部員は本当に発足と同時に50名となり、びっくりしました。
最初ほとりあえず、ネットとポールは学校のあるものを借用し、ボールは個人で購入して、練習日には毎日持参するという形をとり、これがひじょうにバレーボールを大切にするということと、私はバレーをやっているといった誇りが持てるという効果がありました。
初年度は上級生が5年生ということで、精神面では今一つ充実感に欠けていましたが、多くの人達は卒業するまでバレーボールというスポーツを愛して1年半を通して楽しんで卒業して行きました。この学年で目立つ事は多くの選手がスポーツ万能であるという事と、取り組みが真剣であった事が特長であった。

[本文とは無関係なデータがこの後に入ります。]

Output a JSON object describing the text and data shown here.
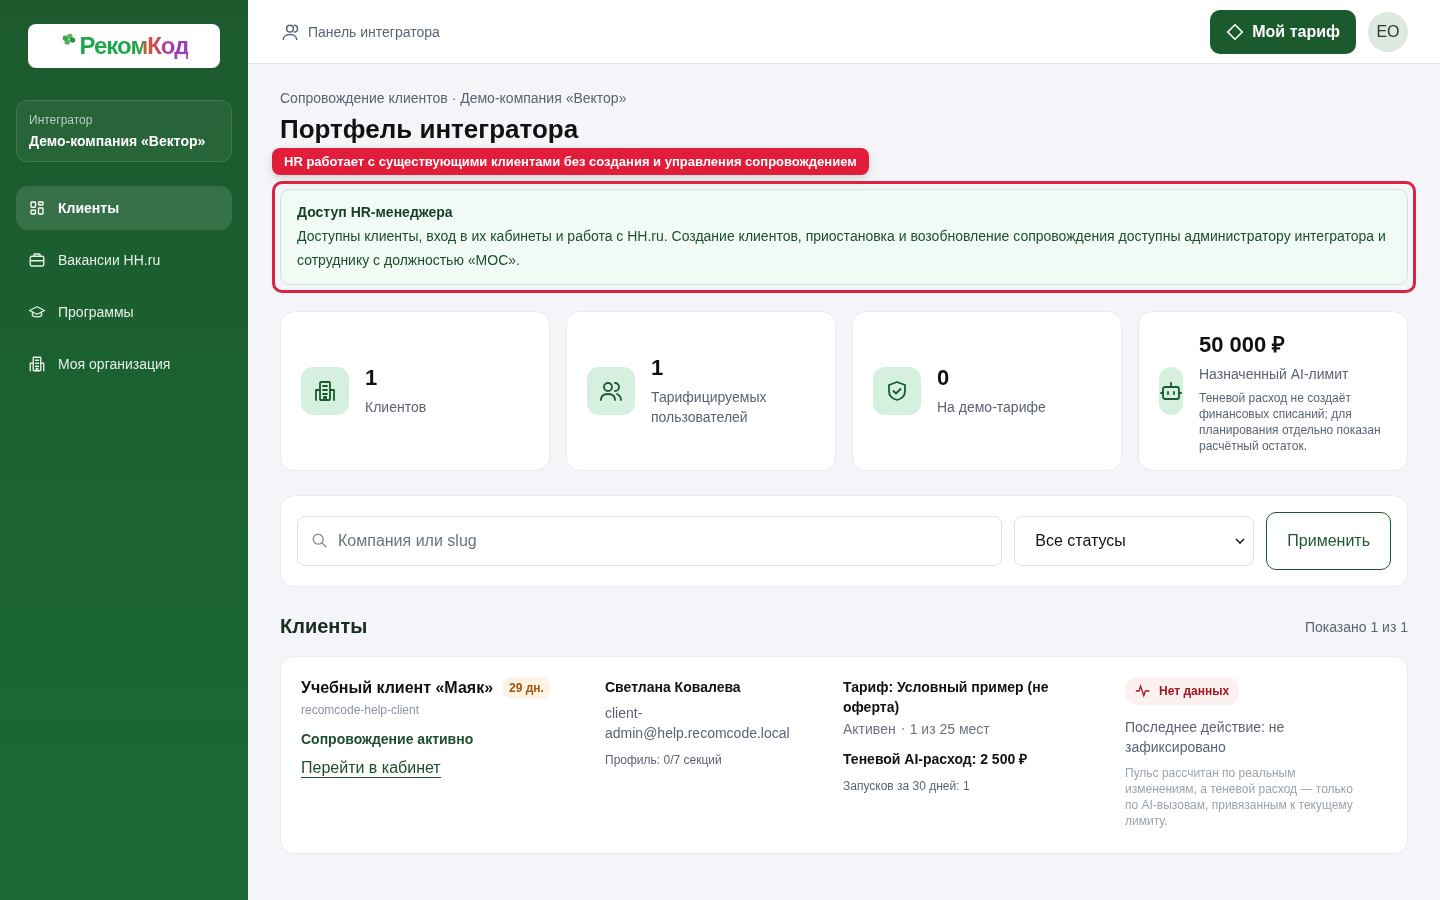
{
  "sidebar": {
    "logo": "РекомКод",
    "org": {
      "label": "Интегратор",
      "name": "Демо-компания «Вектор»"
    },
    "items": [
      {
        "label": "Клиенты",
        "selected": true
      },
      {
        "label": "Вакансии HH.ru",
        "selected": false
      },
      {
        "label": "Программы",
        "selected": false
      },
      {
        "label": "Моя организация",
        "selected": false
      }
    ]
  },
  "topbar": {
    "title": "Панель интегратора",
    "plan_button": "Мой тариф",
    "avatar": "ЕО"
  },
  "breadcrumb": "Сопровождение клиентов · Демо-компания «Вектор»",
  "page_title": "Портфель интегратора",
  "annotation": "HR работает с существующими клиентами без создания и управления сопровождением",
  "notice": {
    "title": "Доступ HR-менеджера",
    "text": "Доступны клиенты, вход в их кабинеты и работа с HH.ru. Создание клиентов, приостановка и возобновление сопровождения доступны администратору интегратора и сотруднику с должностью «МОС»."
  },
  "stats": [
    {
      "value": "1",
      "label": "Клиентов"
    },
    {
      "value": "1",
      "label": "Тарифицируемых пользователей"
    },
    {
      "value": "0",
      "label": "На демо-тарифе"
    },
    {
      "value": "50 000 ₽",
      "label": "Назначенный AI-лимит",
      "note": "Теневой расход не создаёт финансовых списаний; для планирования отдельно показан расчётный остаток."
    }
  ],
  "filters": {
    "search_placeholder": "Компания или slug",
    "status": "Все статусы",
    "apply": "Применить"
  },
  "clients_section": {
    "title": "Клиенты",
    "count": "Показано 1 из 1"
  },
  "clients": [
    {
      "name": "Учебный клиент «Маяк»",
      "days": "29 дн.",
      "slug": "recomcode-help-client",
      "status": "Сопровождение активно",
      "link": "Перейти в кабинет",
      "contact_name": "Светлана Ковалева",
      "contact_email": "client-admin@help.recomcode.local",
      "profile": "Профиль: 0/7 секций",
      "tariff": "Тариф: Условный пример (не оферта)",
      "tariff_status": "Активен",
      "seats": "1 из 25 мест",
      "shadow": "Теневой AI-расход: 2 500 ₽",
      "runs": "Запусков за 30 дней: 1",
      "pulse": "Нет данных",
      "last_action": "Последнее действие: не зафиксировано",
      "pulse_note": "Пульс рассчитан по реальным изменениям, а теневой расход — только по AI-вызовам, привязанным к текущему лимиту."
    }
  ]
}
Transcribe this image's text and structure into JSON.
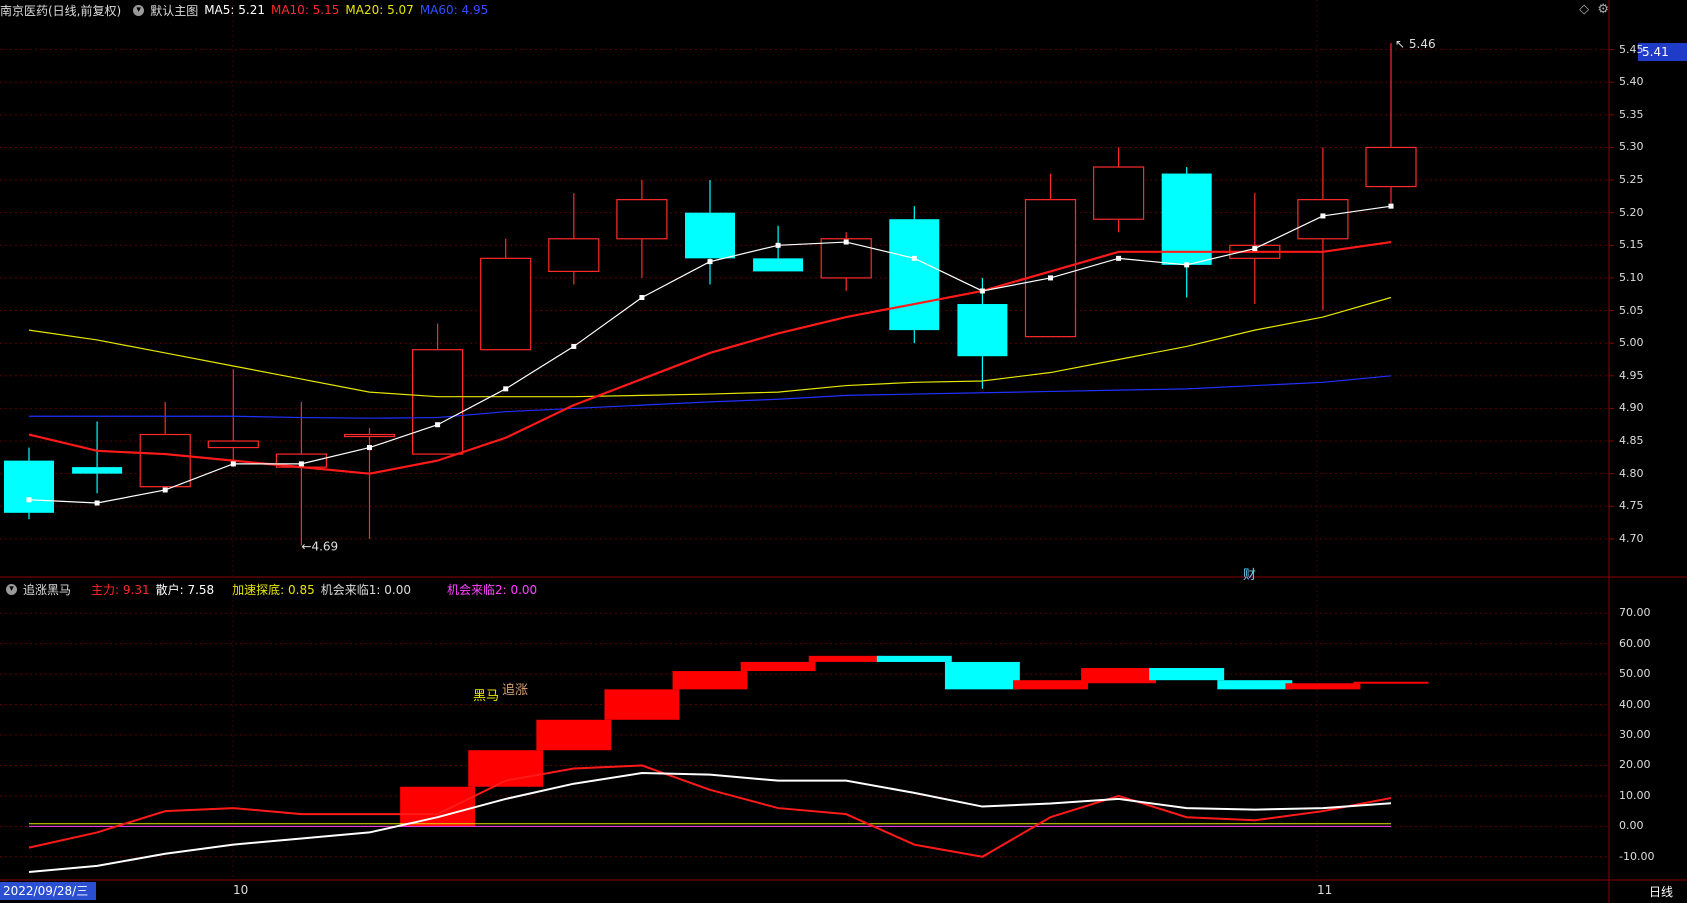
{
  "main_bar": {
    "stock": "南京医药(日线,前复权)",
    "indicator": "默认主图",
    "ma5": "MA5: 5.21",
    "ma10": "MA10: 5.15",
    "ma20": "MA20: 5.07",
    "ma60": "MA60: 4.95"
  },
  "sub_bar": {
    "name": "追涨黑马",
    "zhuli": "主力: 9.31",
    "sanhu": "散户: 7.58",
    "jiasu": "加速探底: 0.85",
    "jihui1": "机会来临1: 0.00",
    "jihui2": "机会来临2: 0.00"
  },
  "price_box": "5.41",
  "price_ticks": [
    "5.45",
    "5.40",
    "5.35",
    "5.30",
    "5.25",
    "5.20",
    "5.15",
    "5.10",
    "5.05",
    "5.00",
    "4.95",
    "4.90",
    "4.85",
    "4.80",
    "4.75",
    "4.70"
  ],
  "sub_ticks": [
    "70.00",
    "60.00",
    "50.00",
    "40.00",
    "30.00",
    "20.00",
    "10.00",
    "0.00",
    "-10.00"
  ],
  "annotations": {
    "high": "5.46",
    "low": "4.69",
    "heima": "黑马",
    "zhuizhang": "追涨",
    "cai": "财"
  },
  "x_axis": {
    "date": "2022/09/28/三",
    "oct": "10",
    "nov": "11",
    "period": "日线"
  },
  "colors": {
    "up": "#ff2a2a",
    "down": "#00ffff",
    "ma5": "#ffffff",
    "ma10": "#ff1a1a",
    "ma20": "#e6e600",
    "ma60": "#2030ff",
    "grid": "#5a0000"
  },
  "chart_data": [
    {
      "type": "candlestick",
      "title": "南京医药(日线,前复权)",
      "ylim": [
        4.66,
        5.48
      ],
      "candles": [
        {
          "o": 4.82,
          "h": 4.84,
          "l": 4.73,
          "c": 4.74
        },
        {
          "o": 4.81,
          "h": 4.88,
          "l": 4.77,
          "c": 4.8
        },
        {
          "o": 4.78,
          "h": 4.91,
          "l": 4.78,
          "c": 4.86
        },
        {
          "o": 4.84,
          "h": 4.96,
          "l": 4.81,
          "c": 4.85
        },
        {
          "o": 4.81,
          "h": 4.91,
          "l": 4.69,
          "c": 4.83
        },
        {
          "o": 4.86,
          "h": 4.87,
          "l": 4.7,
          "c": 4.86
        },
        {
          "o": 4.83,
          "h": 5.03,
          "l": 4.83,
          "c": 4.99
        },
        {
          "o": 4.99,
          "h": 5.16,
          "l": 4.99,
          "c": 5.13
        },
        {
          "o": 5.11,
          "h": 5.23,
          "l": 5.09,
          "c": 5.16
        },
        {
          "o": 5.16,
          "h": 5.25,
          "l": 5.1,
          "c": 5.22
        },
        {
          "o": 5.2,
          "h": 5.25,
          "l": 5.09,
          "c": 5.13
        },
        {
          "o": 5.13,
          "h": 5.18,
          "l": 5.11,
          "c": 5.11
        },
        {
          "o": 5.1,
          "h": 5.17,
          "l": 5.08,
          "c": 5.16
        },
        {
          "o": 5.19,
          "h": 5.21,
          "l": 5.0,
          "c": 5.02
        },
        {
          "o": 5.06,
          "h": 5.1,
          "l": 4.93,
          "c": 4.98
        },
        {
          "o": 5.01,
          "h": 5.26,
          "l": 5.01,
          "c": 5.22
        },
        {
          "o": 5.19,
          "h": 5.3,
          "l": 5.17,
          "c": 5.27
        },
        {
          "o": 5.26,
          "h": 5.27,
          "l": 5.07,
          "c": 5.12
        },
        {
          "o": 5.13,
          "h": 5.23,
          "l": 5.06,
          "c": 5.15
        },
        {
          "o": 5.16,
          "h": 5.3,
          "l": 5.05,
          "c": 5.22
        },
        {
          "o": 5.24,
          "h": 5.46,
          "l": 5.21,
          "c": 5.3
        }
      ],
      "ma5": [
        4.76,
        4.755,
        4.775,
        4.815,
        4.815,
        4.84,
        4.875,
        4.93,
        4.995,
        5.07,
        5.125,
        5.15,
        5.155,
        5.13,
        5.08,
        5.1,
        5.13,
        5.12,
        5.145,
        5.195,
        5.21
      ],
      "ma10": [
        4.86,
        4.835,
        4.83,
        4.82,
        4.81,
        4.8,
        4.82,
        4.855,
        4.905,
        4.945,
        4.985,
        5.015,
        5.04,
        5.06,
        5.08,
        5.11,
        5.14,
        5.14,
        5.14,
        5.14,
        5.155
      ],
      "ma20": [
        5.02,
        5.005,
        4.985,
        4.965,
        4.945,
        4.925,
        4.918,
        4.918,
        4.918,
        4.92,
        4.922,
        4.925,
        4.935,
        4.94,
        4.942,
        4.955,
        4.975,
        4.995,
        5.02,
        5.04,
        5.07
      ],
      "ma60": [
        4.888,
        4.888,
        4.888,
        4.888,
        4.886,
        4.885,
        4.886,
        4.895,
        4.9,
        4.905,
        4.91,
        4.914,
        4.92,
        4.922,
        4.924,
        4.926,
        4.928,
        4.93,
        4.935,
        4.94,
        4.95
      ]
    },
    {
      "type": "bar",
      "title": "追涨黑马",
      "ylim": [
        -15,
        75
      ],
      "blocks": [
        {
          "i": 5.5,
          "a": 0,
          "b": 13,
          "color": "red"
        },
        {
          "i": 6.5,
          "a": 13,
          "b": 25,
          "color": "red"
        },
        {
          "i": 7.5,
          "a": 25,
          "b": 35,
          "color": "red"
        },
        {
          "i": 8.5,
          "a": 35,
          "b": 45,
          "color": "red"
        },
        {
          "i": 9.5,
          "a": 45,
          "b": 51,
          "color": "red"
        },
        {
          "i": 10.5,
          "a": 51,
          "b": 54,
          "color": "red"
        },
        {
          "i": 11.5,
          "a": 54,
          "b": 56,
          "color": "red"
        },
        {
          "i": 12.5,
          "a": 54,
          "b": 56,
          "color": "cyan"
        },
        {
          "i": 13.5,
          "a": 45,
          "b": 54,
          "color": "cyan"
        },
        {
          "i": 14.5,
          "a": 45,
          "b": 48,
          "color": "red"
        },
        {
          "i": 15.5,
          "a": 47,
          "b": 52,
          "color": "red"
        },
        {
          "i": 16.5,
          "a": 48,
          "b": 52,
          "color": "cyan"
        },
        {
          "i": 17.5,
          "a": 45,
          "b": 48,
          "color": "cyan"
        },
        {
          "i": 18.5,
          "a": 45,
          "b": 47,
          "color": "red"
        },
        {
          "i": 19.5,
          "a": 47,
          "b": 47.5,
          "color": "red"
        }
      ],
      "zhuli": [
        -7,
        -2,
        5,
        6,
        4,
        4,
        15,
        19,
        20,
        12,
        6,
        4,
        -6,
        -10,
        3,
        10,
        3,
        2,
        5,
        9.31
      ],
      "sanhu": [
        -15,
        -13,
        -9,
        -6,
        -4,
        -2,
        3,
        9,
        14,
        17.5,
        17,
        15,
        15,
        11,
        6.5,
        7.5,
        9,
        6,
        5.5,
        6,
        7.58
      ],
      "baseline": 0.85
    }
  ]
}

甲府の学校は生徒数が減少という状況で、各学年が4クラスから3〜2といった具合で、さらにバレーの他に、野球・サッカー・ミニバス・剣道と5団があり、現在では2クラスぐらいになっており、殆どクラブに入っているのだが各部共部員不足が悩みの種である。
卒業生から、現在の部員(3年生)まで、延100名の部員を数え現在も女子11名、男子8名の小人数ながら、月・水・土と週3日の練習日を元気よく楽しくバレーボールを行っております。